Im Rahmen des begehbaren Adventskalenders luden die Pfadis in diesem Jahr ein. Eine kleine Delegation hatte zuvor das Friedenslicht aus Stuttgart abgeholt, um es anschließend vor Ort weiterzugeben. Das Friedenslicht, das jedes Jahr aus Bethlehem seinen Weg in viele Länder findet, steht 2025 unter dem Motto „Ein Funke Mut“. Der Gedanke dahinter: Mut beginnt oft im Kleinen. Es braucht nicht immer große Taten – schon kleine Gesten, ein offenes Wort oder ein bewusstes Hinschauen können Hoffnung schenken, Verantwortung zeigen und den Frieden stärken. Jeder einzelne Funke zählt und kann dazu beitragen, Licht in dunkle Zeiten zu bringen. Passend zur adventlichen Atmosphäre wurde der Abend am Feuer verbracht. Über den Flammen konnten rote Würste gegrillt werden, dazu gab es warmen Kinderpunsch.

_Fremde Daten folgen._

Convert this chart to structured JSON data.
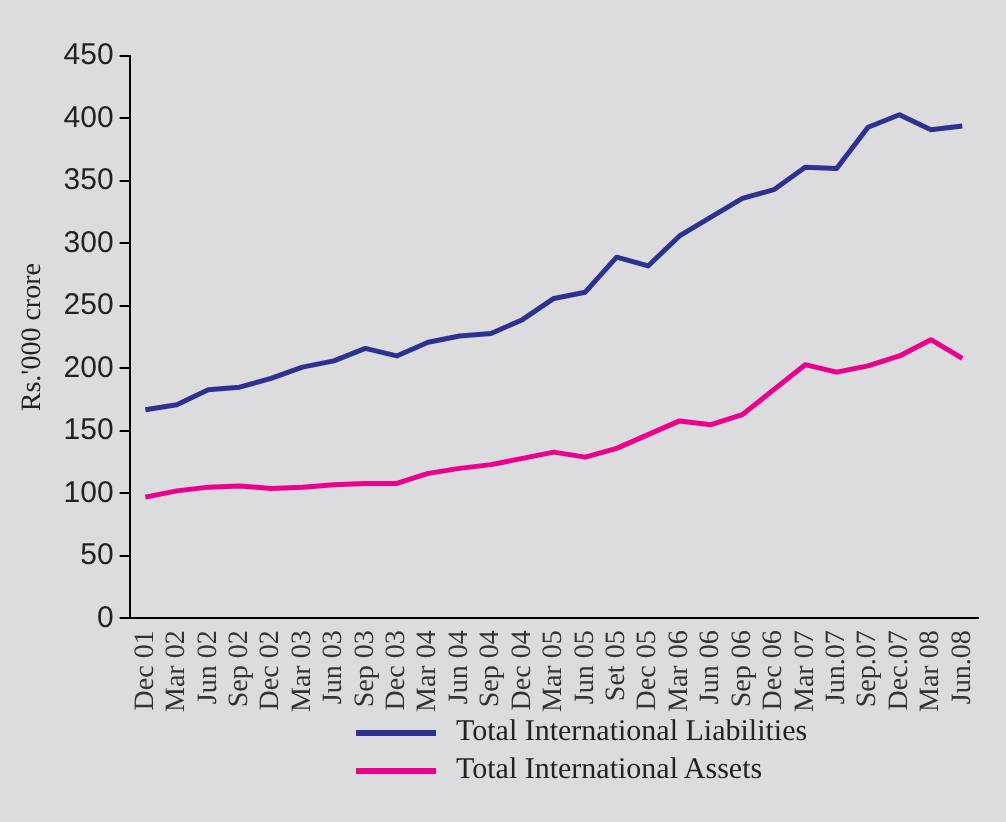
{
  "chart_data": {
    "type": "line",
    "ylabel": "Rs.'000 crore",
    "categories": [
      "Dec 01",
      "Mar 02",
      "Jun 02",
      "Sep 02",
      "Dec 02",
      "Mar 03",
      "Jun 03",
      "Sep 03",
      "Dec 03",
      "Mar 04",
      "Jun 04",
      "Sep 04",
      "Dec 04",
      "Mar 05",
      "Jun 05",
      "Set 05",
      "Dec 05",
      "Mar 06",
      "Jun 06",
      "Sep 06",
      "Dec 06",
      "Mar 07",
      "Jun.07",
      "Sep.07",
      "Dec.07",
      "Mar 08",
      "Jun.08"
    ],
    "series": [
      {
        "name": "Total International Liabilities",
        "color": "#2e3192",
        "values": [
          167,
          171,
          183,
          185,
          192,
          201,
          206,
          216,
          210,
          221,
          226,
          228,
          239,
          256,
          261,
          289,
          282,
          306,
          321,
          336,
          343,
          361,
          360,
          393,
          403,
          391,
          394
        ]
      },
      {
        "name": "Total International Assets",
        "color": "#ec008c",
        "values": [
          97,
          102,
          105,
          106,
          104,
          105,
          107,
          108,
          108,
          116,
          120,
          123,
          128,
          133,
          129,
          136,
          147,
          158,
          155,
          163,
          183,
          203,
          197,
          202,
          210,
          223,
          208
        ]
      }
    ],
    "ylim": [
      0,
      450
    ],
    "yticks": [
      0,
      50,
      100,
      150,
      200,
      250,
      300,
      350,
      400,
      450
    ],
    "grid": false,
    "legend": "bottom",
    "marker": "none",
    "line_style": "solid"
  }
}
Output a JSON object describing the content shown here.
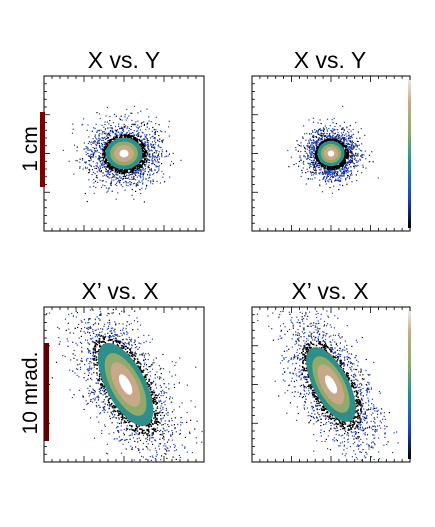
{
  "chart_data": [
    {
      "type": "density-scatter",
      "title": "X vs. Y",
      "side_label": "1 cm",
      "colorbar": false,
      "blob": {
        "cx": 0,
        "cy": 0,
        "sx": 0.28,
        "sy": 0.25,
        "rho": 0.0,
        "halo": 0.42
      },
      "scale_bar_color": "#7a0000"
    },
    {
      "type": "density-scatter",
      "title": "X vs. Y",
      "side_label": "",
      "colorbar": true,
      "blob": {
        "cx": 0,
        "cy": 0,
        "sx": 0.21,
        "sy": 0.2,
        "rho": 0.0,
        "halo": 0.26
      }
    },
    {
      "type": "density-scatter",
      "title": "X’ vs. X",
      "side_label": "10 mrad.",
      "colorbar": false,
      "blob": {
        "cx": 0.02,
        "cy": 0.0,
        "sx": 0.3,
        "sy": 0.72,
        "rho": 0.0,
        "angle": 28,
        "halo": 0.55
      },
      "scale_bar_color": "#5a0000"
    },
    {
      "type": "density-scatter",
      "title": "X’ vs. X",
      "side_label": "",
      "colorbar": true,
      "blob": {
        "cx": 0.0,
        "cy": 0.0,
        "sx": 0.27,
        "sy": 0.65,
        "rho": 0.0,
        "angle": 28,
        "halo": 0.45
      }
    }
  ],
  "palette": {
    "halo": "#1f3fbf",
    "edge": "#000000",
    "mid1": "#2e8f88",
    "mid2": "#8faa6a",
    "mid3": "#c8a888",
    "core": "#ffffff"
  }
}
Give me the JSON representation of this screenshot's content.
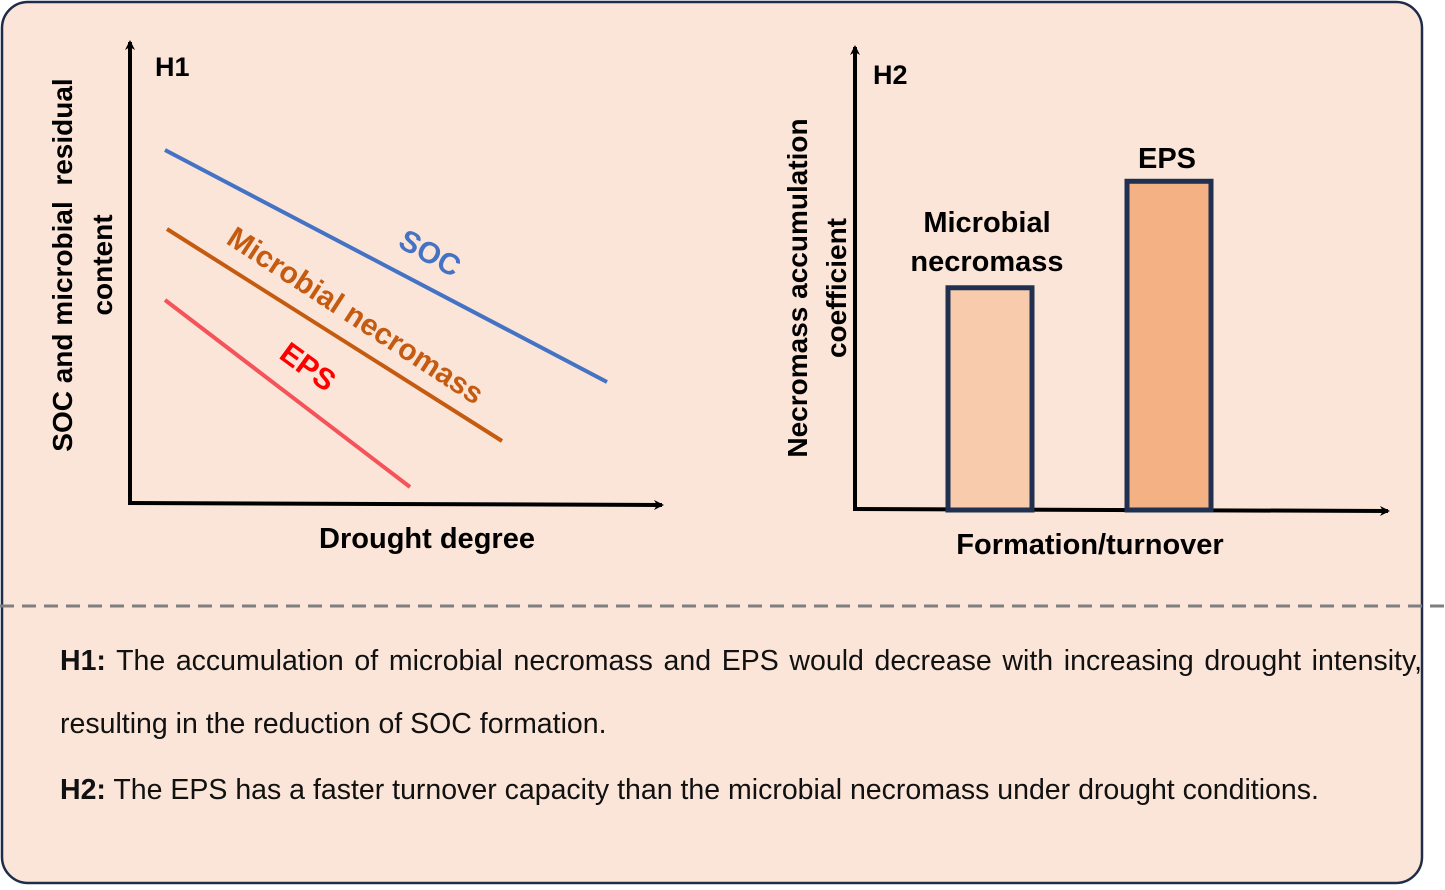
{
  "panel_h1": {
    "tag": "H1",
    "y_label_line1": "SOC and microbial  residual",
    "y_label_line2": "content",
    "x_label": "Drought degree",
    "lines": [
      {
        "label": "SOC",
        "color": "#4472c4"
      },
      {
        "label": "Microbial necromass",
        "color": "#c55a11"
      },
      {
        "label": "EPS",
        "color": "#f4535a",
        "label_color": "#ff0000"
      }
    ]
  },
  "panel_h2": {
    "tag": "H2",
    "y_label_line1": "Necromass accumulation",
    "y_label_line2": "coefficient",
    "x_label": "Formation/turnover",
    "bars": [
      {
        "label_line1": "Microbial",
        "label_line2": "necromass",
        "relative_value": 0.48,
        "fill": "#f8cbad"
      },
      {
        "label_line1": "EPS",
        "label_line2": "",
        "relative_value": 0.71,
        "fill": "#f4b183"
      }
    ],
    "bar_outline": "#1f3050"
  },
  "hypotheses": {
    "h1_tag": "H1:",
    "h1_text": " The accumulation of microbial necromass and EPS would decrease with increasing drought intensity, resulting in the reduction of SOC formation.",
    "h2_tag": "H2:",
    "h2_text": " The EPS has a faster turnover capacity than the microbial necromass under drought conditions."
  },
  "colors": {
    "background": "#fbe5d8",
    "border": "#1f2d4a",
    "divider": "#7f7f7f"
  }
}
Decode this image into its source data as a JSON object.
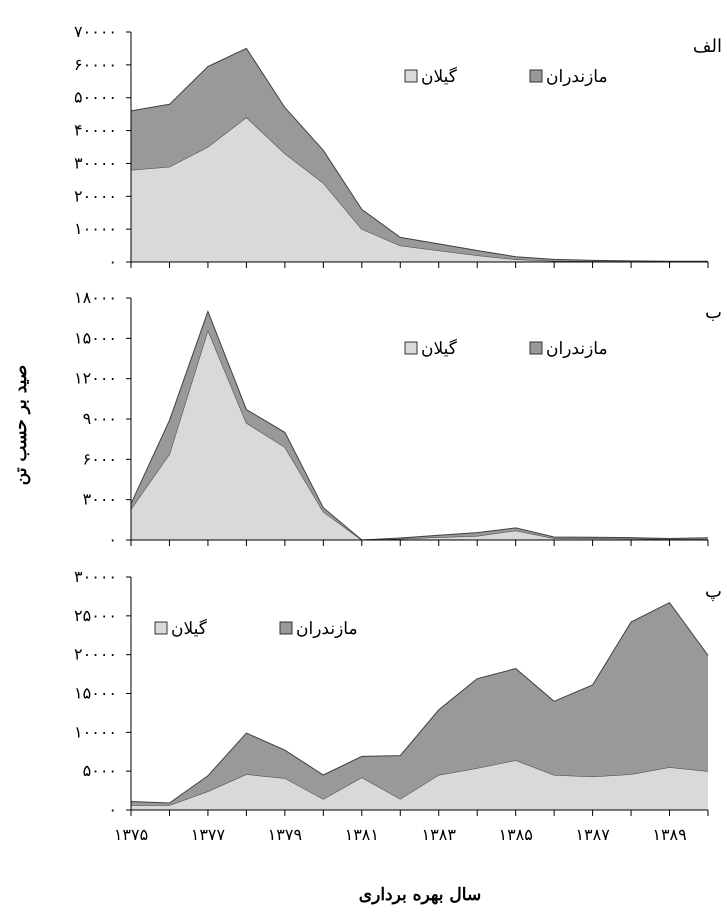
{
  "chart_data": [
    {
      "type": "area",
      "stacked": true,
      "panel_label": "الف",
      "x": [
        1375,
        1376,
        1377,
        1378,
        1379,
        1380,
        1381,
        1382,
        1383,
        1384,
        1385,
        1386,
        1387,
        1388,
        1389,
        1390
      ],
      "series": [
        {
          "name": "گیلان",
          "color": "#d9d9d9",
          "values": [
            28000,
            29000,
            35000,
            44000,
            33000,
            24000,
            10000,
            5000,
            3500,
            2000,
            800,
            300,
            200,
            150,
            100,
            100
          ]
        },
        {
          "name": "مازندران",
          "color": "#999999",
          "values": [
            18000,
            19000,
            24500,
            21000,
            14000,
            10000,
            6000,
            2500,
            2000,
            1500,
            800,
            500,
            300,
            200,
            150,
            100
          ]
        }
      ],
      "ylim": [
        0,
        70000
      ],
      "yticks": [
        0,
        10000,
        20000,
        30000,
        40000,
        50000,
        60000,
        70000
      ],
      "ytick_labels": [
        "۰",
        "۱۰۰۰۰",
        "۲۰۰۰۰",
        "۳۰۰۰۰",
        "۴۰۰۰۰",
        "۵۰۰۰۰",
        "۶۰۰۰۰",
        "۷۰۰۰۰"
      ],
      "legend_position": "top-right"
    },
    {
      "type": "area",
      "stacked": true,
      "panel_label": "ب",
      "x": [
        1375,
        1376,
        1377,
        1378,
        1379,
        1380,
        1381,
        1382,
        1383,
        1384,
        1385,
        1386,
        1387,
        1388,
        1389,
        1390
      ],
      "series": [
        {
          "name": "گیلان",
          "color": "#d9d9d9",
          "values": [
            2300,
            6400,
            15600,
            8700,
            6900,
            2100,
            0,
            80,
            200,
            300,
            700,
            120,
            110,
            100,
            50,
            60
          ]
        },
        {
          "name": "مازندران",
          "color": "#999999",
          "values": [
            400,
            2500,
            1400,
            1000,
            1100,
            300,
            0,
            70,
            150,
            250,
            200,
            100,
            90,
            80,
            60,
            100
          ]
        }
      ],
      "ylim": [
        0,
        18000
      ],
      "yticks": [
        0,
        3000,
        6000,
        9000,
        12000,
        15000,
        18000
      ],
      "ytick_labels": [
        "۰",
        "۳۰۰۰",
        "۶۰۰۰",
        "۹۰۰۰",
        "۱۲۰۰۰",
        "۱۵۰۰۰",
        "۱۸۰۰۰"
      ],
      "legend_position": "top-right"
    },
    {
      "type": "area",
      "stacked": true,
      "panel_label": "پ",
      "x": [
        1375,
        1376,
        1377,
        1378,
        1379,
        1380,
        1381,
        1382,
        1383,
        1384,
        1385,
        1386,
        1387,
        1388,
        1389,
        1390
      ],
      "series": [
        {
          "name": "گیلان",
          "color": "#d9d9d9",
          "values": [
            600,
            600,
            2400,
            4600,
            4100,
            1400,
            4200,
            1400,
            4500,
            5400,
            6400,
            4500,
            4300,
            4600,
            5500,
            5000
          ]
        },
        {
          "name": "مازندران",
          "color": "#999999",
          "values": [
            500,
            300,
            2000,
            5300,
            3600,
            3100,
            2700,
            5600,
            8400,
            11500,
            11800,
            9500,
            11800,
            19600,
            21200,
            14900
          ]
        }
      ],
      "ylim": [
        0,
        30000
      ],
      "yticks": [
        0,
        5000,
        10000,
        15000,
        20000,
        25000,
        30000
      ],
      "ytick_labels": [
        "۰",
        "۵۰۰۰",
        "۱۰۰۰۰",
        "۱۵۰۰۰",
        "۲۰۰۰۰",
        "۲۵۰۰۰",
        "۳۰۰۰۰"
      ],
      "legend_position": "top-center"
    }
  ],
  "xtick_labels": [
    {
      "year": 1375,
      "label": "۱۳۷۵"
    },
    {
      "year": 1377,
      "label": "۱۳۷۷"
    },
    {
      "year": 1379,
      "label": "۱۳۷۹"
    },
    {
      "year": 1381,
      "label": "۱۳۸۱"
    },
    {
      "year": 1383,
      "label": "۱۳۸۳"
    },
    {
      "year": 1385,
      "label": "۱۳۸۵"
    },
    {
      "year": 1387,
      "label": "۱۳۸۷"
    },
    {
      "year": 1389,
      "label": "۱۳۸۹"
    }
  ],
  "xlabel": "سال بهره برداری",
  "ylabel": "صید بر حسب تن"
}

Das Friedenslicht ist eine weltweite Aktion, die in der Adventszeit Menschen zusammenbringt und für Frieden und Hoffnung steht. Die Idee entstand 1986 in Österreich, als das ORF-Kinderradio die erste Kerze aus der Geburtsgrotte in Bethlehem nach Wien brachte. Das Licht, das als Symbol für Frieden und Menschlichkeit gilt, wird seitdem jährlich durch Kinder und Jugendliche von den Pfadfindern verteilt. Die Botschaft ist einfach, aber kraftvoll: Frieden kann durch kleine Gesten des Miteinanders und der Solidarität gefördert werden.
In diesem Sinne wünschen wir Ihnen und Ihren Liebsten ein schönes Weihnachtsfest und einen guten Rutsch ins neue Jahr!